Maltese Company Cleared of Breaching Arms Embargo on Libya


On Tuesday, a Maltese court cleared the owner of a vessel chartering company and four employees of breaching the EU arms embargo on Libya, according to the Times of Malta newspaper.

The court declared that the military-grade inflatable boats leased to evacuate workers from Libya did not feature among the “very limited” list of prohibited goods.

The five were charged with violating an EU regulation prohibiting the sale, supply, transfer, or export of equipment “to any person, entity or body in Libya or for use in Libya” which might be used for “internal repression”.
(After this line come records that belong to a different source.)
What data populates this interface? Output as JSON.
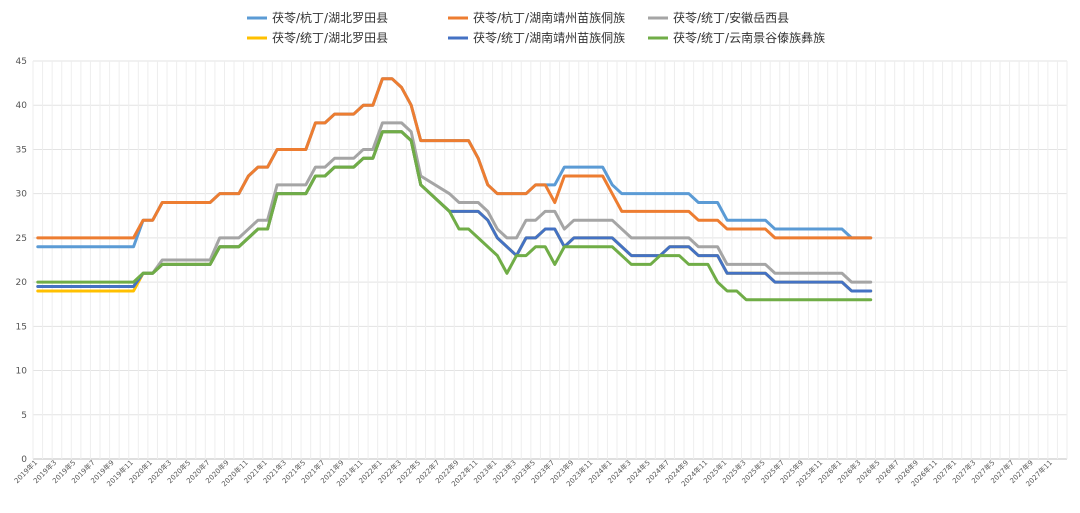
{
  "chart_data": {
    "type": "line",
    "title": "",
    "xlabel": "",
    "ylabel": "",
    "ylim": [
      0,
      45
    ],
    "y_ticks": [
      0,
      5,
      10,
      15,
      20,
      25,
      30,
      35,
      40,
      45
    ],
    "grid": true,
    "legend_position": "top",
    "x_start": "2019-01",
    "x_labels": [
      "2019年1",
      "2019年3",
      "2019年5",
      "2019年7",
      "2019年9",
      "2019年11",
      "2020年1",
      "2020年3",
      "2020年5",
      "2020年7",
      "2020年9",
      "2020年11",
      "2021年1",
      "2021年3",
      "2021年5",
      "2021年7",
      "2021年9",
      "2021年11",
      "2022年1",
      "2022年3",
      "2022年5",
      "2022年7",
      "2022年9",
      "2022年11",
      "2023年1",
      "2023年3",
      "2023年5",
      "2023年7",
      "2023年9",
      "2023年11",
      "2024年1",
      "2024年3",
      "2024年5",
      "2024年7",
      "2024年9",
      "2024年11",
      "2025年1",
      "2025年3",
      "2025年5",
      "2025年7",
      "2025年9",
      "2025年11",
      "2026年1",
      "2026年3",
      "2026年5",
      "2026年7",
      "2026年9",
      "2026年11",
      "2027年1",
      "2027年3",
      "2027年5",
      "2027年7",
      "2027年9",
      "2027年11"
    ],
    "series": [
      {
        "name": "茯苓/杭丁/湖北罗田县",
        "color": "#5b9bd5",
        "points": [
          [
            0,
            24
          ],
          [
            10,
            24
          ],
          [
            11,
            27
          ],
          [
            12,
            27
          ],
          [
            13,
            29
          ],
          [
            18,
            29
          ],
          [
            19,
            30
          ],
          [
            21,
            30
          ],
          [
            22,
            32
          ],
          [
            23,
            33
          ],
          [
            24,
            33
          ],
          [
            25,
            35
          ],
          [
            28,
            35
          ],
          [
            29,
            38
          ],
          [
            30,
            38
          ],
          [
            31,
            39
          ],
          [
            33,
            39
          ],
          [
            34,
            40
          ],
          [
            35,
            40
          ],
          [
            36,
            43
          ],
          [
            37,
            43
          ],
          [
            38,
            42
          ],
          [
            39,
            40
          ],
          [
            40,
            36
          ],
          [
            45,
            36
          ],
          [
            46,
            34
          ],
          [
            47,
            31
          ],
          [
            48,
            30
          ],
          [
            51,
            30
          ],
          [
            52,
            31
          ],
          [
            54,
            31
          ],
          [
            55,
            33
          ],
          [
            59,
            33
          ],
          [
            60,
            31
          ],
          [
            61,
            30
          ],
          [
            68,
            30
          ],
          [
            69,
            29
          ],
          [
            71,
            29
          ],
          [
            72,
            27
          ],
          [
            76,
            27
          ],
          [
            77,
            26
          ],
          [
            84,
            26
          ],
          [
            85,
            25
          ],
          [
            87,
            25
          ]
        ]
      },
      {
        "name": "茯苓/杭丁/湖南靖州苗族侗族",
        "color": "#ed7d31",
        "points": [
          [
            0,
            25
          ],
          [
            10,
            25
          ],
          [
            11,
            27
          ],
          [
            12,
            27
          ],
          [
            13,
            29
          ],
          [
            18,
            29
          ],
          [
            19,
            30
          ],
          [
            21,
            30
          ],
          [
            22,
            32
          ],
          [
            23,
            33
          ],
          [
            24,
            33
          ],
          [
            25,
            35
          ],
          [
            28,
            35
          ],
          [
            29,
            38
          ],
          [
            30,
            38
          ],
          [
            31,
            39
          ],
          [
            33,
            39
          ],
          [
            34,
            40
          ],
          [
            35,
            40
          ],
          [
            36,
            43
          ],
          [
            37,
            43
          ],
          [
            38,
            42
          ],
          [
            39,
            40
          ],
          [
            40,
            36
          ],
          [
            45,
            36
          ],
          [
            46,
            34
          ],
          [
            47,
            31
          ],
          [
            48,
            30
          ],
          [
            51,
            30
          ],
          [
            52,
            31
          ],
          [
            53,
            31
          ],
          [
            54,
            29
          ],
          [
            55,
            32
          ],
          [
            59,
            32
          ],
          [
            60,
            30
          ],
          [
            61,
            28
          ],
          [
            68,
            28
          ],
          [
            69,
            27
          ],
          [
            71,
            27
          ],
          [
            72,
            26
          ],
          [
            76,
            26
          ],
          [
            77,
            25
          ],
          [
            87,
            25
          ]
        ]
      },
      {
        "name": "茯苓/统丁/安徽岳西县",
        "color": "#a5a5a5",
        "points": [
          [
            0,
            19.5
          ],
          [
            10,
            19.5
          ],
          [
            11,
            21
          ],
          [
            12,
            21
          ],
          [
            13,
            22.5
          ],
          [
            18,
            22.5
          ],
          [
            19,
            25
          ],
          [
            21,
            25
          ],
          [
            22,
            26
          ],
          [
            23,
            27
          ],
          [
            24,
            27
          ],
          [
            25,
            31
          ],
          [
            28,
            31
          ],
          [
            29,
            33
          ],
          [
            30,
            33
          ],
          [
            31,
            34
          ],
          [
            33,
            34
          ],
          [
            34,
            35
          ],
          [
            35,
            35
          ],
          [
            36,
            38
          ],
          [
            38,
            38
          ],
          [
            39,
            37
          ],
          [
            40,
            32
          ],
          [
            43,
            30
          ],
          [
            44,
            29
          ],
          [
            46,
            29
          ],
          [
            47,
            28
          ],
          [
            48,
            26
          ],
          [
            49,
            25
          ],
          [
            50,
            25
          ],
          [
            51,
            27
          ],
          [
            52,
            27
          ],
          [
            53,
            28
          ],
          [
            54,
            28
          ],
          [
            55,
            26
          ],
          [
            56,
            27
          ],
          [
            60,
            27
          ],
          [
            61,
            26
          ],
          [
            62,
            25
          ],
          [
            68,
            25
          ],
          [
            69,
            24
          ],
          [
            71,
            24
          ],
          [
            72,
            22
          ],
          [
            76,
            22
          ],
          [
            77,
            21
          ],
          [
            84,
            21
          ],
          [
            85,
            20
          ],
          [
            87,
            20
          ]
        ]
      },
      {
        "name": "茯苓/统丁/湖北罗田县",
        "color": "#ffc000",
        "points": [
          [
            0,
            19
          ],
          [
            10,
            19
          ],
          [
            11,
            21
          ],
          [
            12,
            21
          ],
          [
            13,
            22
          ],
          [
            18,
            22
          ],
          [
            19,
            24
          ],
          [
            21,
            24
          ],
          [
            22,
            25
          ],
          [
            23,
            26
          ],
          [
            24,
            26
          ],
          [
            25,
            30
          ],
          [
            28,
            30
          ],
          [
            29,
            32
          ],
          [
            30,
            32
          ],
          [
            31,
            33
          ],
          [
            33,
            33
          ],
          [
            34,
            34
          ],
          [
            35,
            34
          ],
          [
            36,
            37
          ],
          [
            38,
            37
          ],
          [
            39,
            36
          ],
          [
            40,
            31
          ],
          [
            43,
            28
          ],
          [
            46,
            28
          ],
          [
            47,
            27
          ],
          [
            48,
            25
          ],
          [
            50,
            23
          ],
          [
            51,
            25
          ],
          [
            52,
            25
          ],
          [
            53,
            26
          ],
          [
            54,
            26
          ],
          [
            55,
            24
          ],
          [
            56,
            25
          ],
          [
            60,
            25
          ],
          [
            61,
            24
          ],
          [
            62,
            23
          ],
          [
            65,
            23
          ],
          [
            66,
            24
          ],
          [
            68,
            24
          ],
          [
            69,
            23
          ],
          [
            71,
            23
          ],
          [
            72,
            21
          ],
          [
            76,
            21
          ],
          [
            77,
            20
          ],
          [
            84,
            20
          ],
          [
            85,
            19
          ],
          [
            87,
            19
          ]
        ]
      },
      {
        "name": "茯苓/统丁/湖南靖州苗族侗族",
        "color": "#4472c4",
        "points": [
          [
            0,
            19.5
          ],
          [
            10,
            19.5
          ],
          [
            11,
            21
          ],
          [
            12,
            21
          ],
          [
            13,
            22
          ],
          [
            18,
            22
          ],
          [
            19,
            24
          ],
          [
            21,
            24
          ],
          [
            22,
            25
          ],
          [
            23,
            26
          ],
          [
            24,
            26
          ],
          [
            25,
            30
          ],
          [
            28,
            30
          ],
          [
            29,
            32
          ],
          [
            30,
            32
          ],
          [
            31,
            33
          ],
          [
            33,
            33
          ],
          [
            34,
            34
          ],
          [
            35,
            34
          ],
          [
            36,
            37
          ],
          [
            38,
            37
          ],
          [
            39,
            36
          ],
          [
            40,
            31
          ],
          [
            43,
            28
          ],
          [
            46,
            28
          ],
          [
            47,
            27
          ],
          [
            48,
            25
          ],
          [
            50,
            23
          ],
          [
            51,
            25
          ],
          [
            52,
            25
          ],
          [
            53,
            26
          ],
          [
            54,
            26
          ],
          [
            55,
            24
          ],
          [
            56,
            25
          ],
          [
            60,
            25
          ],
          [
            61,
            24
          ],
          [
            62,
            23
          ],
          [
            65,
            23
          ],
          [
            66,
            24
          ],
          [
            68,
            24
          ],
          [
            69,
            23
          ],
          [
            71,
            23
          ],
          [
            72,
            21
          ],
          [
            76,
            21
          ],
          [
            77,
            20
          ],
          [
            84,
            20
          ],
          [
            85,
            19
          ],
          [
            87,
            19
          ]
        ]
      },
      {
        "name": "茯苓/统丁/云南景谷傣族彝族",
        "color": "#70ad47",
        "points": [
          [
            0,
            20
          ],
          [
            10,
            20
          ],
          [
            11,
            21
          ],
          [
            12,
            21
          ],
          [
            13,
            22
          ],
          [
            18,
            22
          ],
          [
            19,
            24
          ],
          [
            21,
            24
          ],
          [
            22,
            25
          ],
          [
            23,
            26
          ],
          [
            24,
            26
          ],
          [
            25,
            30
          ],
          [
            28,
            30
          ],
          [
            29,
            32
          ],
          [
            30,
            32
          ],
          [
            31,
            33
          ],
          [
            33,
            33
          ],
          [
            34,
            34
          ],
          [
            35,
            34
          ],
          [
            36,
            37
          ],
          [
            38,
            37
          ],
          [
            39,
            36
          ],
          [
            40,
            31
          ],
          [
            43,
            28
          ],
          [
            44,
            26
          ],
          [
            45,
            26
          ],
          [
            46,
            25
          ],
          [
            48,
            23
          ],
          [
            49,
            21
          ],
          [
            50,
            23
          ],
          [
            51,
            23
          ],
          [
            52,
            24
          ],
          [
            53,
            24
          ],
          [
            54,
            22
          ],
          [
            55,
            24
          ],
          [
            60,
            24
          ],
          [
            61,
            23
          ],
          [
            62,
            22
          ],
          [
            64,
            22
          ],
          [
            65,
            23
          ],
          [
            67,
            23
          ],
          [
            68,
            22
          ],
          [
            70,
            22
          ],
          [
            71,
            20
          ],
          [
            72,
            19
          ],
          [
            73,
            19
          ],
          [
            74,
            18
          ],
          [
            87,
            18
          ]
        ]
      }
    ]
  }
}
Investigations by the Maltese anti-terrorist squad were triggered when a boat arrived in Malta with some 20 people in July 2019. They were not asylum seekers, but evidently trained personnel bearing South African, British, Australian, and American passports.
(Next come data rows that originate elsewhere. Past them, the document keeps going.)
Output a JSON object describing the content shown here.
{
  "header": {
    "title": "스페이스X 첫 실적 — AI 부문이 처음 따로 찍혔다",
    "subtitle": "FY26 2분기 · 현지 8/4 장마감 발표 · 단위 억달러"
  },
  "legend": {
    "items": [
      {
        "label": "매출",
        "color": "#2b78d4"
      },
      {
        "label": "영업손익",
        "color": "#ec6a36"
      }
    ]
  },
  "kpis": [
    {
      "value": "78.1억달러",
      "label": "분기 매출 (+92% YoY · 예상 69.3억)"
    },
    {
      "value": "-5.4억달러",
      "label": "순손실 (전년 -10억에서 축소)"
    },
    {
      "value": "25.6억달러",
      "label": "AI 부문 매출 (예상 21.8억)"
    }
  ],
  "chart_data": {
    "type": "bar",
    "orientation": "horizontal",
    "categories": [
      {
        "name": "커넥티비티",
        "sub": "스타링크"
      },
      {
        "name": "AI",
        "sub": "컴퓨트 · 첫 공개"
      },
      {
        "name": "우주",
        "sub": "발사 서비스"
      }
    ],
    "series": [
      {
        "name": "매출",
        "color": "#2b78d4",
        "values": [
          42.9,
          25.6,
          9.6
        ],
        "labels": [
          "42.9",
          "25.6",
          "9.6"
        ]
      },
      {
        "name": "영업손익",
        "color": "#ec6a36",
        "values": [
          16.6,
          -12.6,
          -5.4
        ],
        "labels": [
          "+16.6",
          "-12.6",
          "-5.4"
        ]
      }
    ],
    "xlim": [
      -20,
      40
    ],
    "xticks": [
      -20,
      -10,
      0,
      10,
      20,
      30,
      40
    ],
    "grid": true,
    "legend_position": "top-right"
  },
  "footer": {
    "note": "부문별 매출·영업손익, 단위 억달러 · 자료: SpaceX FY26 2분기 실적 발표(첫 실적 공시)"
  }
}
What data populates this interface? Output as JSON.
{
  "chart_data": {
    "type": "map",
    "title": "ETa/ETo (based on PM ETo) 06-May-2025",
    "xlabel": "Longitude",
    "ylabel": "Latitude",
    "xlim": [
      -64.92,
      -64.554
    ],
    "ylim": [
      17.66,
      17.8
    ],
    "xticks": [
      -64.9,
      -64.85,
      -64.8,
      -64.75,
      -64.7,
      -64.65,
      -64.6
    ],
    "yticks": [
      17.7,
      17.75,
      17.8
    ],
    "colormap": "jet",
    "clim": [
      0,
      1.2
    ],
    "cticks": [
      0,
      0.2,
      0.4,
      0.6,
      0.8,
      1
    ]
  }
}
They later told police that they had been tasked by their employer, Opus Capital, to carry out geological surveys in Libya and had opted to flee after noticing a spike in the presence of militias.

Investigations led to charges being issued against the company for ferrying the workers to Libya in terms of a charter party agreement, which was signed between Sovereign Capital and Opus Capital. They denied the charges.

EU Regulation 2016/44, laid out a “most limited list of six goods” which were not to be transferred, sold or supplied to Libya. It did not lay down a blanket prohibition but clearly stated that the prohibition applied “limitedly to goods mentioned under Annex VII”. Turning to the case at hand, the court observed that, obviously, goods not included in that list required no “prior authorisation” by the Sanctions Monitoring Board.

“By proving its case on a balance of probability, the defence had reduced the prosecution’s case to nothing,” the court concluded.